An aeroplane accelerates down a ranway at 3.20 m/s² for 40 second untill it finally .lifts off the ground determine the distance traveled by the aeroplane on ranway
Answers
Given : -
An aeroplane had accelerated down a runway at 3.2 m/s² for 40 seconds untill it finally lifts off from the ground .
Required to find : -
- Distance travelled by the aeroplane on the runway ?
Equations used : -
1) v = u + at
2) v² - u² = 2as
Here,
- v = Final velocity
- u = Initial velocity
- a = acceleration
- s = displacement
- t = time taken
Solution : -
An aeroplane had accelerated down a runway at 3.2 m/s² for 40 seconds untill it finally lifts off from the ground .
We need to find the distance travelled by the aeroplane on the runway ?
From the given information we can conclude that ;
Initial velocity of the plane ( u ) = 0 m/s
( Because, the planes will be at rest before starting )
Acceleration of the plane ( a ) = 3.2 m/s²
Time taken by the plane ( t ) = 40 seconds
Now,
Let's find the final velocity
Using the equation of motion ;
i.e. v = u + at
v = 0 m/s + 3.2 m/s² x 40 s
v = 0 m/s + 3.2 m/s² x 10 x 4 s
v = 0 m/s + 32 m/s² x 4 s
v = 0 m/s + 128 m/s²/s
v = 0 m/s + 128 m/s
v = 128 m/s
Hence,
Final velocity of the plane ( v ) = 128 m/s
Now,
Let's find the distance travelled by the plane .

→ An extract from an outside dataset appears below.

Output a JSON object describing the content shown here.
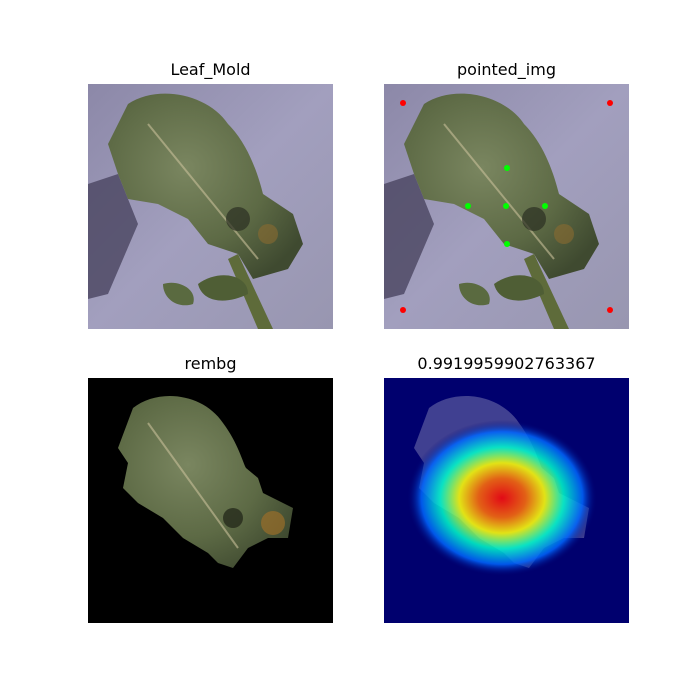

Using the Equation of motion !
i.e. v² - u² = 2as
( 128 )² - ( 0 )² = 2 x 3.2 x s
16,384 - 0 = 6.4 x s
16,384 = 6.4s
6.4s = 16384
s = 16384/6.4
s = 2,560 meters
Hence,
Displacement of the plane = 2,560 meters
Therefore,
Distance travelled by the aeroplane on the runway is 2,560 meters
- : Additional Information : -
1st law of motion ;
In this universe , everybody continues to be in the state of rest or motion untill or unless some external force is applied on it .
2nd law of motion ;
The rate of change of momentum is directly proportional to the unbalanced force in the direction of force
3rd law of motion ;
For every action there is an equivalent opposite reaction .
Given; acceleration is 3.20 m/s², time is 40 sec and initial velocity is 0 m/s.

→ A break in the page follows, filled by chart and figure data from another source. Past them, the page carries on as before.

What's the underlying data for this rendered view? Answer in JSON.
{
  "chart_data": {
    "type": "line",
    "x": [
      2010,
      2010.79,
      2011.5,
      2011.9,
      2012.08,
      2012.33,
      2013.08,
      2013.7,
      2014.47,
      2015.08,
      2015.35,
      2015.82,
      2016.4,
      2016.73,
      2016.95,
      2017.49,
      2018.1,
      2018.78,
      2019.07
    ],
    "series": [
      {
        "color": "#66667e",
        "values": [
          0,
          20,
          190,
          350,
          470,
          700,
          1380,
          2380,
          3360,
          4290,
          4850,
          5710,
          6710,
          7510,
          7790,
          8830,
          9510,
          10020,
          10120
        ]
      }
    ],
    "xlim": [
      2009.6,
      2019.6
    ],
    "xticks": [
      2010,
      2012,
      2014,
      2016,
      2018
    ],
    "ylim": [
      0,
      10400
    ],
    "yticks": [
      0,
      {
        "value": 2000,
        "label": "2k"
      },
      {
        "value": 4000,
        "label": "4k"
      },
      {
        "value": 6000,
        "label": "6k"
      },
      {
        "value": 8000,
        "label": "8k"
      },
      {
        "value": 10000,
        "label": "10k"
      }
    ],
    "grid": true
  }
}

To find: distance traveled by the aeroplane on ranway.
Using the first equation of motion,
v = u + at
Substitute the values,
v = 0 + 3.20(40)
v = 0 + 128
v = 128
Now, using the second equation of motion,
s = ut + 1/2 at²
Substitute the values,
s = 0(40) + 1/2 × 3.20 × (40)²
s = 0 + 1.6 × 1600
s = 0 + 2560
s = 2560
Hence, the distance covered by the aeroplane on rranway is 2560 m.